From 8719129c0fb4d5325f9f87ee34f591d301933f67 Mon Sep 17 00:00:00 2001
From: Timofey Titovets <nefelim4ag@gmail.com>
Date: Wed, 21 Oct 2015 03:31:57 +0300
Subject: [RFC PATCH V2] btrfs/ioctl.c: extent_same - Use inode as src which
close to disk beginning
While deduplication,
Btrfs produce extent and file fragmentation
But it's can be optimized by compute - which inode data placed a closest to beginning of hdd
It's allow to reach:
1. Permonace boost on hdd (beginning of disk faster then end)

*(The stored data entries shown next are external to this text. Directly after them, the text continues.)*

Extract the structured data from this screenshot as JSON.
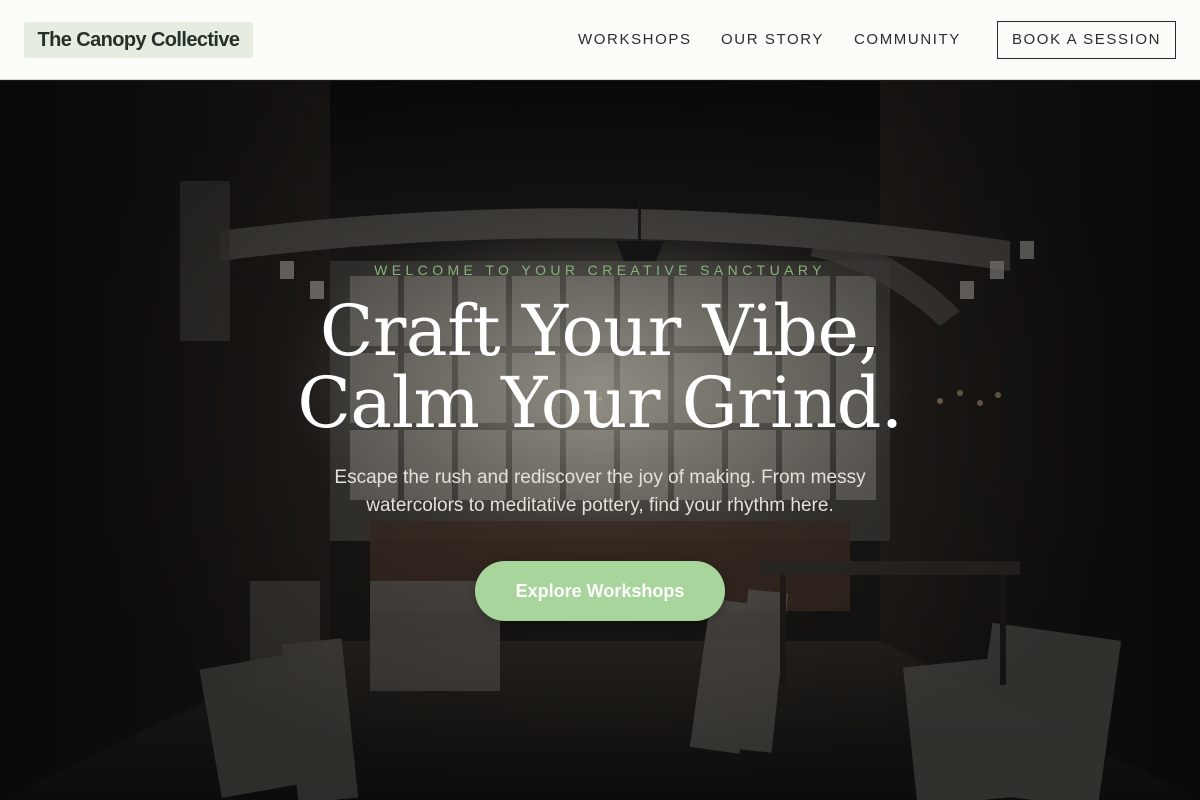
{
  "header": {
    "logo_text": "The Canopy Collective",
    "nav": [
      {
        "label": "WORKSHOPS"
      },
      {
        "label": "OUR STORY"
      },
      {
        "label": "COMMUNITY"
      }
    ],
    "cta_label": "BOOK A SESSION"
  },
  "hero": {
    "eyebrow": "WELCOME TO YOUR CREATIVE SANCTUARY",
    "headline_line1": "Craft Your Vibe,",
    "headline_line2": "Calm Your Grind.",
    "subtext": "Escape the rush and rediscover the joy of making. From messy watercolors to meditative pottery, find your rhythm here.",
    "cta_label": "Explore Workshops",
    "background_image": "dark art studio interior with canvases, pipes and large windows"
  },
  "colors": {
    "header_bg": "#fbfbf7",
    "logo_bg": "#e6ede0",
    "accent_green": "#a8d59b",
    "eyebrow_green": "#87b27b",
    "text_dark": "#2d2d2d"
  }
}
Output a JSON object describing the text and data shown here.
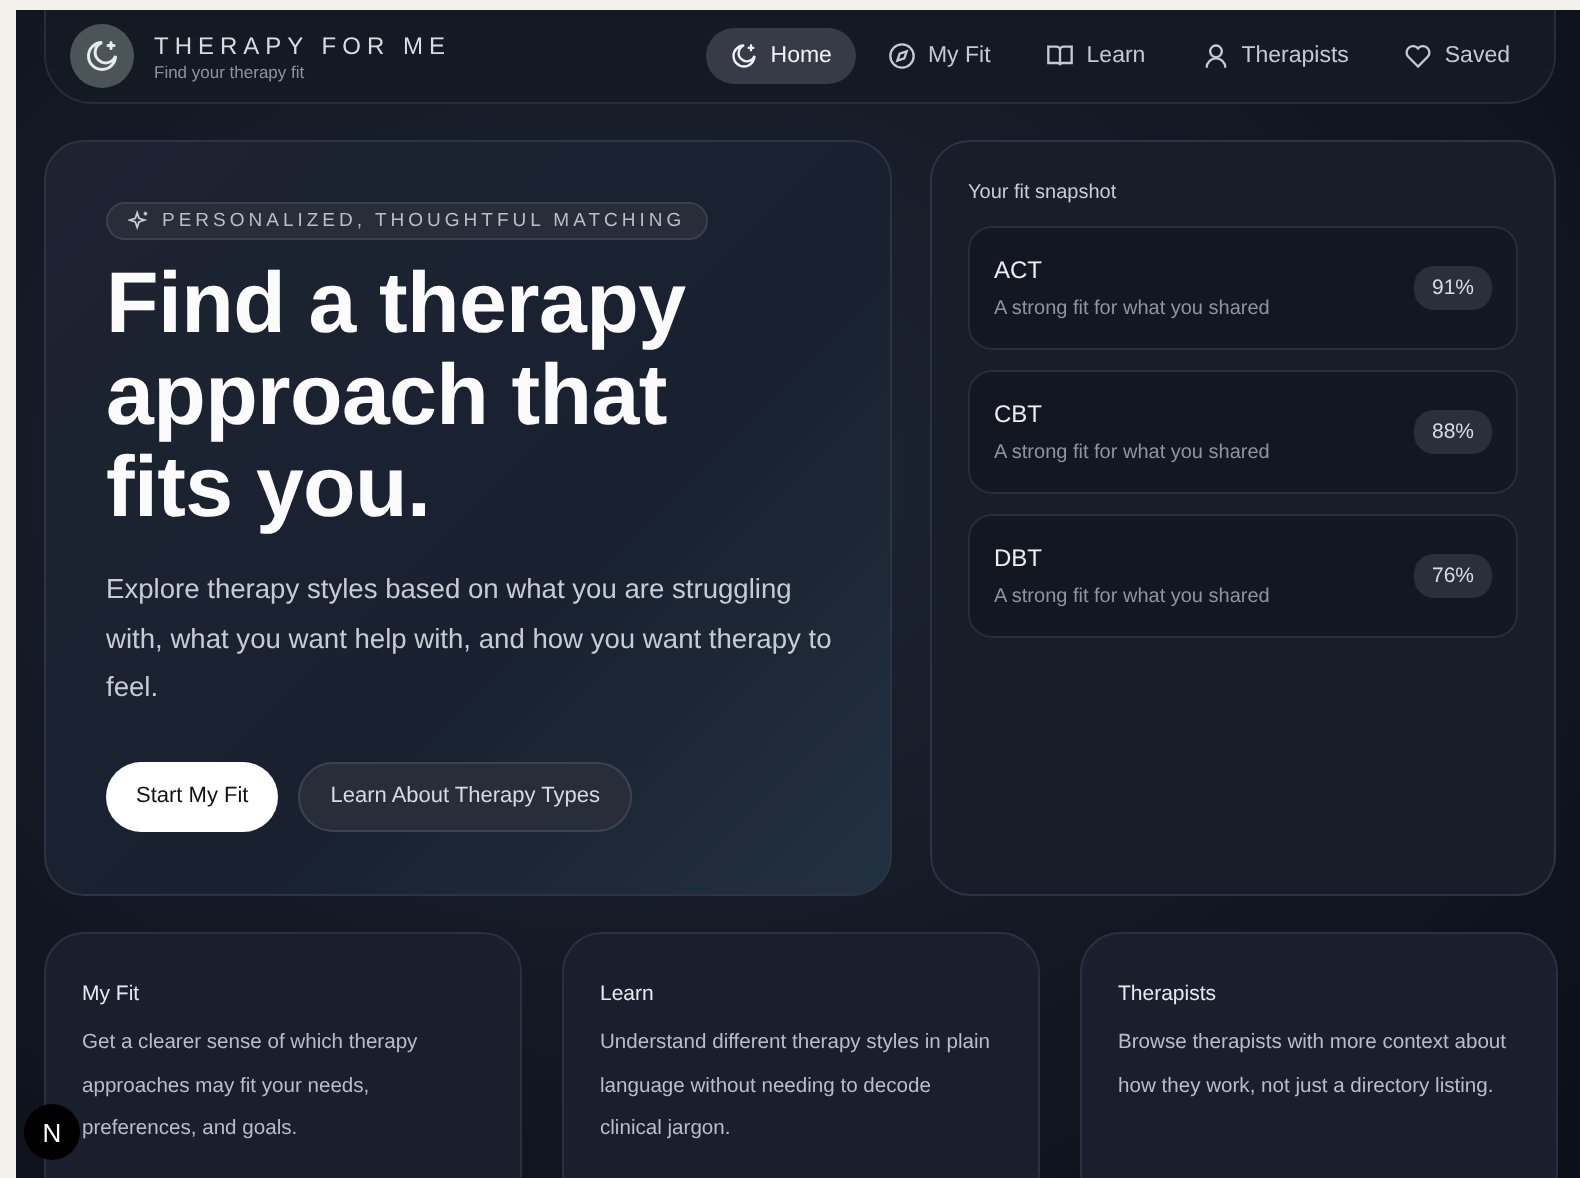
{
  "brand": {
    "title": "THERAPY FOR ME",
    "subtitle": "Find your therapy fit"
  },
  "nav": [
    {
      "label": "Home",
      "kind": "moon",
      "selected": true
    },
    {
      "label": "My Fit",
      "kind": "compass",
      "selected": false
    },
    {
      "label": "Learn",
      "kind": "book",
      "selected": false
    },
    {
      "label": "Therapists",
      "kind": "person",
      "selected": false
    },
    {
      "label": "Saved",
      "kind": "heart",
      "selected": false
    }
  ],
  "hero": {
    "badge": "PERSONALIZED, THOUGHTFUL MATCHING",
    "title": "Find a therapy approach that fits you.",
    "description": "Explore therapy styles based on what you are struggling with, what you want help with, and how you want therapy to feel.",
    "buttons": [
      {
        "label": "Start My Fit",
        "kind": "primary"
      },
      {
        "label": "Learn About Therapy Types",
        "kind": "secondary"
      }
    ]
  },
  "snapshot": {
    "title": "Your fit snapshot",
    "items": [
      {
        "name": "ACT",
        "note": "A strong fit for what you shared",
        "score": "91%"
      },
      {
        "name": "CBT",
        "note": "A strong fit for what you shared",
        "score": "88%"
      },
      {
        "name": "DBT",
        "note": "A strong fit for what you shared",
        "score": "76%"
      }
    ]
  },
  "features": [
    {
      "title": "My Fit",
      "text": "Get a clearer sense of which therapy approaches may fit your needs, preferences, and goals."
    },
    {
      "title": "Learn",
      "text": "Understand different therapy styles in plain language without needing to decode clinical jargon."
    },
    {
      "title": "Therapists",
      "text": "Browse therapists with more context about how they work, not just a directory listing."
    }
  ],
  "dev_badge": "N"
}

2. it's allow to make sparse only tail of fs, what can give boost later in
balancing and resizing of fs
New function:
static u64 btrfs_avg_disko(struct inode *inode,
const u64 off, const u64 olen_aligned);
It normalize offsets with data lenghts, by represent it like offsets of blocks
It return average data offset of all "pagesized" blocks in given range for inode
---
fs/btrfs/ioctl.c | 147 ++++++++++++++++++++++++++++++++++++++++++++++++++++++-
1 file changed, 145 insertions(+), 2 deletions(-)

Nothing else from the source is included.